At one of the world’s leading mineral labs, NC State engineers now work under brighter, energy-efficient lighting thanks to a recent upgrade that reduced lighting electrical use by 75 percent.
In January more than 100 outdated lighting fixtures at the Asheville, N.C.-based NC State Minerals Research Lab were replaced with LED technology, resulting in improved lighting quality and reduced energy consumption.
“The improvement is dramatic,” said Fred Thompson, who works at the lab and is the building’s liaison to NC State’s Facilities Division.
The retrofit was jointly funded by NC State’s Energy Management, the NC Cooperative Extension, and the College of Engineering of which the lab is part. With the added bonus of a Duke Progress Energy rebate, the upgrade pays for itself in less than three years through avoided energy costs.

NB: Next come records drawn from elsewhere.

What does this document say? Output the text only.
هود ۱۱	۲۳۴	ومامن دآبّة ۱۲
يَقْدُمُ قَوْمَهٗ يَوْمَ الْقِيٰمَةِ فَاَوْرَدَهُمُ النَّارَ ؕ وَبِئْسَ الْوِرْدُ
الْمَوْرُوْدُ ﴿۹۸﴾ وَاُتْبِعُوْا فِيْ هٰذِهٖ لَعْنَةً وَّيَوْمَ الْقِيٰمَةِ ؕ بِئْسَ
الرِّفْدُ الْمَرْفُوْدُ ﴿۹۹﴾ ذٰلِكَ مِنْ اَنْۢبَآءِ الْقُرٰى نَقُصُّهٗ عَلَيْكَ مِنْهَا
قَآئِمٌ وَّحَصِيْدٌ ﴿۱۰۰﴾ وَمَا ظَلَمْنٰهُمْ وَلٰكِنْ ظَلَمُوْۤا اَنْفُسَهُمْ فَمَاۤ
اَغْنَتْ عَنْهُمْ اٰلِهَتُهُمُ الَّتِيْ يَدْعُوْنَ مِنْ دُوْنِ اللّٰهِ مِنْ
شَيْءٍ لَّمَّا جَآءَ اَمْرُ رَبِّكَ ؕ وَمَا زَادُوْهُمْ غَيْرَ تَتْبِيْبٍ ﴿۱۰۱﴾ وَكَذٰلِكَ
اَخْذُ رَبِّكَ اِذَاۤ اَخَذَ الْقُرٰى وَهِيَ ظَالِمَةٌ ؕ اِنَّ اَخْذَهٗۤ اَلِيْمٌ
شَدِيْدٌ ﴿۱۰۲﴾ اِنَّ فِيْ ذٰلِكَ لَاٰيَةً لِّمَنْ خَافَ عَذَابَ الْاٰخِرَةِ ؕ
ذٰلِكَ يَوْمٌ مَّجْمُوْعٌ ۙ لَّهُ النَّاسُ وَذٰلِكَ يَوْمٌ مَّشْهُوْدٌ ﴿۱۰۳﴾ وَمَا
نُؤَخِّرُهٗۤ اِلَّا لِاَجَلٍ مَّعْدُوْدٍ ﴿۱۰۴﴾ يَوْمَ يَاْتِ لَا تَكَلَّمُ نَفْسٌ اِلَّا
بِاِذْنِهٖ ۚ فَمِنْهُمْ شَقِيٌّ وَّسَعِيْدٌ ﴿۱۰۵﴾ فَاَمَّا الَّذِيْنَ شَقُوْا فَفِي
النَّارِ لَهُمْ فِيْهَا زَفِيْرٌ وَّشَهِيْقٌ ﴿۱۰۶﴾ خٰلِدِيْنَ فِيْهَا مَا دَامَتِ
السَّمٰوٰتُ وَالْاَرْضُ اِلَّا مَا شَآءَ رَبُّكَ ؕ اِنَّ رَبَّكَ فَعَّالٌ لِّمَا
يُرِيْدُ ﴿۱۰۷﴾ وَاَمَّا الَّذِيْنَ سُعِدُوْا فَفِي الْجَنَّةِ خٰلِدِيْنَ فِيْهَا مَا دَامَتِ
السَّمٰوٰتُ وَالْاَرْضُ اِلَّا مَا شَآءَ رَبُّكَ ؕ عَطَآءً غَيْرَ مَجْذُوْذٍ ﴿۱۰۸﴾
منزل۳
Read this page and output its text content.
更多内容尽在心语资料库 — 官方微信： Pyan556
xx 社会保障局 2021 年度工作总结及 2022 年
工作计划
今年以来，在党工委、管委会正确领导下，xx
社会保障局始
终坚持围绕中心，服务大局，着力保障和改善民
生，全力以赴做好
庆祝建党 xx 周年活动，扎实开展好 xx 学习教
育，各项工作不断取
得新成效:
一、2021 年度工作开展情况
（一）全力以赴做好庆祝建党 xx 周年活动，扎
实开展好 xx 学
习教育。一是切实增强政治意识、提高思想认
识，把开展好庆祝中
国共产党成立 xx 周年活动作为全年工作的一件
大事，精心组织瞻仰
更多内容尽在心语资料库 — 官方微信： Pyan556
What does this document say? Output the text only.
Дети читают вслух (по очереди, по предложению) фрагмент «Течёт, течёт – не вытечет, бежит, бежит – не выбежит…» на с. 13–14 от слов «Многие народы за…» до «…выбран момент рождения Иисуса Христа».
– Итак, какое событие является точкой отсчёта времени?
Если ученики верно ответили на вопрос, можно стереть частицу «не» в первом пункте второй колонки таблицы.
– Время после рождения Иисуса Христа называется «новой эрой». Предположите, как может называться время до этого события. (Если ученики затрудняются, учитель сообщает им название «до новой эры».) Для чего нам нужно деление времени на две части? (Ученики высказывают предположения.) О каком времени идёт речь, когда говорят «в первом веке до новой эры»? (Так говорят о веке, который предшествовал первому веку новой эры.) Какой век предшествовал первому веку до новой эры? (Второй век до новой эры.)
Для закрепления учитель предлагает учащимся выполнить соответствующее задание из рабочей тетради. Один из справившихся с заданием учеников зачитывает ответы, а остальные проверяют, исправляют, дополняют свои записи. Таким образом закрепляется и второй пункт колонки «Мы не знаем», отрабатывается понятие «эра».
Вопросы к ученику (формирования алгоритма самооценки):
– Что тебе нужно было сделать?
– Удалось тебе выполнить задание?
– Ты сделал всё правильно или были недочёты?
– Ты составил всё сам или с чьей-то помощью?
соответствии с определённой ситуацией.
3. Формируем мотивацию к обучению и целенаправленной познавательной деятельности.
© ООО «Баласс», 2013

“Upgrading the lighting made sense on many levels. This project supports the university’s move toward greater energy efficiency and provides significantly better lighting for the building,” said John Royal, the College of Engineering’s Specialist for Building Construction and Management.
In addition to energy savings and improved work conditions, the LED upgrade reduces maintenance costs since the technology lasts much longer than traditional incandescent or fluorescent lighting.
“The lab’s obsolete lighting was exactly what we look for when we make an investment in LED technology,” said Claudia Powell, an Energy Management program coordinator who coordinated the retrofit. “It doesn’t take long to recoup the initial investment through avoided utility and maintenance costs.”
The lab, which evaluates processes for industrial minerals beneficiation, has been part of the College of Engineering since the 1950s and plays a critical role in the understanding and development of mineral resources in North Carolina and worldwide.